Pero ahí me di cuenta de que lo que armó este círculo no es la presa, es el hambre. Lo que mueve al macho alfa, al resto de los lobos, incluso a los carroñeros, es el hambre, y cuando logré poner en palabras eso cayó un rayo de luz sobre la oscuridad y pude volver de Buenos Aires con una misión. Me di cuenta de que todo estaba ahí, desde antes. En “La fundación”, la canción que había fundado Hambre, la primera canción que compuse pensando en ese disco, ya estaba todo. La tenía grabada en mayo de 2015, mucho antes del viaje. Los lobos, la presa, la manada, todo eso ya estaba ahí. Sólo que no lo había visto. Las canciones lo saben todo antes. Me volví a la casa que alquilaba y me puse a laburar. Les mandé cinco temas para que los fueran escuchando y ver qué tal. Traté de no insistir mucho, sabía cuáles habían sido mis errores antes. Para mí era muy importante ver qué decía Andrés, y cuando me llamó y me dijo: “Ernesto, esto está buenísimo.
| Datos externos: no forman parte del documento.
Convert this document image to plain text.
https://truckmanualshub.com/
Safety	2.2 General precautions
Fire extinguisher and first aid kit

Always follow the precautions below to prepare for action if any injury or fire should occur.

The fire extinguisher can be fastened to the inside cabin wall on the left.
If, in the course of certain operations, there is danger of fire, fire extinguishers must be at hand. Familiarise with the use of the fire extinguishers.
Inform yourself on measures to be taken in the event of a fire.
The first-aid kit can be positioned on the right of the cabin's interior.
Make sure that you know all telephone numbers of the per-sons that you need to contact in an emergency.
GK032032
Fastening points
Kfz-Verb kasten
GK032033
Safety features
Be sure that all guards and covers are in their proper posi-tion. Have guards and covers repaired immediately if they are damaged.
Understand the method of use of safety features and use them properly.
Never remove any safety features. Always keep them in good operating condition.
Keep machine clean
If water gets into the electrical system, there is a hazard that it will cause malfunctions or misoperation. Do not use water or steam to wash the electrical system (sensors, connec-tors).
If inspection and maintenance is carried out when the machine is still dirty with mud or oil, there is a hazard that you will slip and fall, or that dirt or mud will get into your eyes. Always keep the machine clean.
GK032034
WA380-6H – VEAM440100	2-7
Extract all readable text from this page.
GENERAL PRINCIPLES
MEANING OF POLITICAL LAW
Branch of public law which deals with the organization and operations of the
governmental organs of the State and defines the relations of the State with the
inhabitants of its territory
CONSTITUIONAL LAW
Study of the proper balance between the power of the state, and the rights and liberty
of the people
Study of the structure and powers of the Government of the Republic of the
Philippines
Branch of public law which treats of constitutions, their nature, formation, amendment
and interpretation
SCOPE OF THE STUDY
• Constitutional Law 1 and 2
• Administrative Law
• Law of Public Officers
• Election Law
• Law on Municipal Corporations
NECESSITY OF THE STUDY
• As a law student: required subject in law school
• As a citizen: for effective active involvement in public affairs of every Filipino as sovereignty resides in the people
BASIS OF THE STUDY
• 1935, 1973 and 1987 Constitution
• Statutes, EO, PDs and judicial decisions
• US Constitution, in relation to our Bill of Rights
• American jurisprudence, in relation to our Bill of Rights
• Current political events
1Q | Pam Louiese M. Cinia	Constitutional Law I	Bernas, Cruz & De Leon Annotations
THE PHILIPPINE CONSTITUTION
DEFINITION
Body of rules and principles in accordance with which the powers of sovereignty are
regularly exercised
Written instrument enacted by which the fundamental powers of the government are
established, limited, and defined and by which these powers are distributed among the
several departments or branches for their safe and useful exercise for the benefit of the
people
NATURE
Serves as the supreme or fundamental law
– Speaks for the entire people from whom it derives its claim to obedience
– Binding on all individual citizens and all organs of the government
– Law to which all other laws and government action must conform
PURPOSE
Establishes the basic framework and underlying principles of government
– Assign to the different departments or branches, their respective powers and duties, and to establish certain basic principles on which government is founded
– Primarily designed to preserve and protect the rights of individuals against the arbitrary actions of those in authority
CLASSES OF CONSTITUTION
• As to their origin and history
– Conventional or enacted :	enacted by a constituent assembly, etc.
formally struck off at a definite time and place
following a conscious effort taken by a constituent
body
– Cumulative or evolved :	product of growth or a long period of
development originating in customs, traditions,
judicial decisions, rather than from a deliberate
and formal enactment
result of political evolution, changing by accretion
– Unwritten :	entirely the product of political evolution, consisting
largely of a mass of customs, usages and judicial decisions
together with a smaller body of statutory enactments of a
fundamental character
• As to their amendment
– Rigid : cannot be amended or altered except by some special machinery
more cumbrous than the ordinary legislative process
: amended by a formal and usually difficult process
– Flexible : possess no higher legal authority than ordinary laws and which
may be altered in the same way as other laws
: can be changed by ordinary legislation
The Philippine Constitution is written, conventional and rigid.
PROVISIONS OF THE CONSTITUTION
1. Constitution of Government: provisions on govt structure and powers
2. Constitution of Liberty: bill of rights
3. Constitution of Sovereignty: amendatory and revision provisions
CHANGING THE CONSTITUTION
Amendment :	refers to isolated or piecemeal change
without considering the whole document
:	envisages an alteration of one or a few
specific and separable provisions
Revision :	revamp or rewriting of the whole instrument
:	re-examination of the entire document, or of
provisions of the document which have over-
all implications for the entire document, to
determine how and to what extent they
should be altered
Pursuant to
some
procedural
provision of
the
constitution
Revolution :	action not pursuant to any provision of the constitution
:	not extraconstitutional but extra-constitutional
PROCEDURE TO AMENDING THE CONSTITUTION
Vamos a hacer un discazo, ¿querés hacer un discazo?”, fue como que algo se reordenó.

Por eso mismo, también está buenísimo hacer este toque de despedida de El éxodo en La Trastienda. El show es nuestra forma de perdonarnos. Necesitamos sentir que todo este esfuerzo, estar peleándonos en un camarín en Frankfurt mientras un montón de alemanes no entendían nada, toda esa angustia, valió la pena. Creo que esto ya está pasando, pero el símbolo de cerrarlo en La Trastienda, donde lo presentamos hace tres años, va a ser necesario. Porque lo simbólico es todo.

Para mí es como el fin del mundo este show. Es el fin del mundo conocido. Después nos meteremos en el disco nuevo y seremos otras personas. Ahora te puedo decir que no siento un duelo. A este disco le dimos todo, él nos dio todo y nosotros le dimos todo. Es cerrar ese círculo donde empezó. Acá prendimos la antorcha, acá se apaga. O, en todo caso, acá incendiamos la ciudad y salimos en fila india por Fernández Crespo con matracas, rumbo a la oscuridad, y desde la oscuridad volveremos con un disco, o pereceremos en ella.